Hace tres años que me sumé a estas reuniones, fantásticas por el cariño con el que nos tratan y por poder ver a tanta gente conocida y querida junta, en un escenario como ese: una vieja y amplia terraza flanqueada por la Basílica, la Catedral y el Micalet, desde la cual se alcanzan a ver prácticamente los tejados de toda la ciudad. Todo un paisaje desde el cual observar. El año pasado me tomé la libertad de aprovechar la reunión para hacer promoción del libro que acababa de sacar, fotografiando a todo aquel que quiso posar con el susodicho volumen en las manos con las campanas de la plaza y de las iglesias cercanas como telón musical. Este me limité a conversar con algunos de los amigos que circulaban por dicha terraza y por el enorme laberinto que es la casa. En esos instantes no puedo evitar pensar que, si tomara la distancia necesaria para observar la escena, contemplaría pasado, presente y futuro mezclándose de tal manera que ninguno de los tres conceptos significa lo mismo.

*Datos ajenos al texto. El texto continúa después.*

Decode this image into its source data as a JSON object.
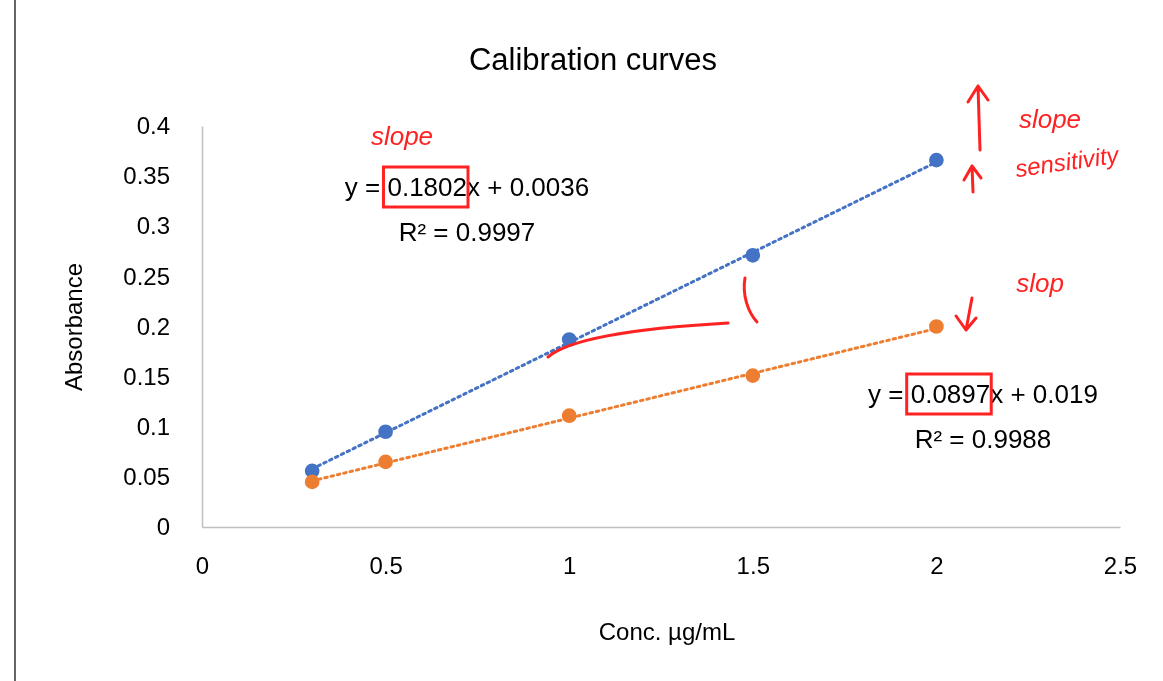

El pasado domingo, mientras el sol iba deslizándose poco a poco hacia el oeste, la tarde se convirtió en un intercambio de conversaciones con gente que habitualmente está más o menos cerca –lo dice alguien que habitualmente elige vivir aislado-, mientras la oscuridad avanzaba y la plaza de la Virgen se iba llenando de personas que pasean o van de compras navideñas. Gente habitual en tu vida a la que siempre es bueno ver. Gente nueva a la que te alegras de conocer.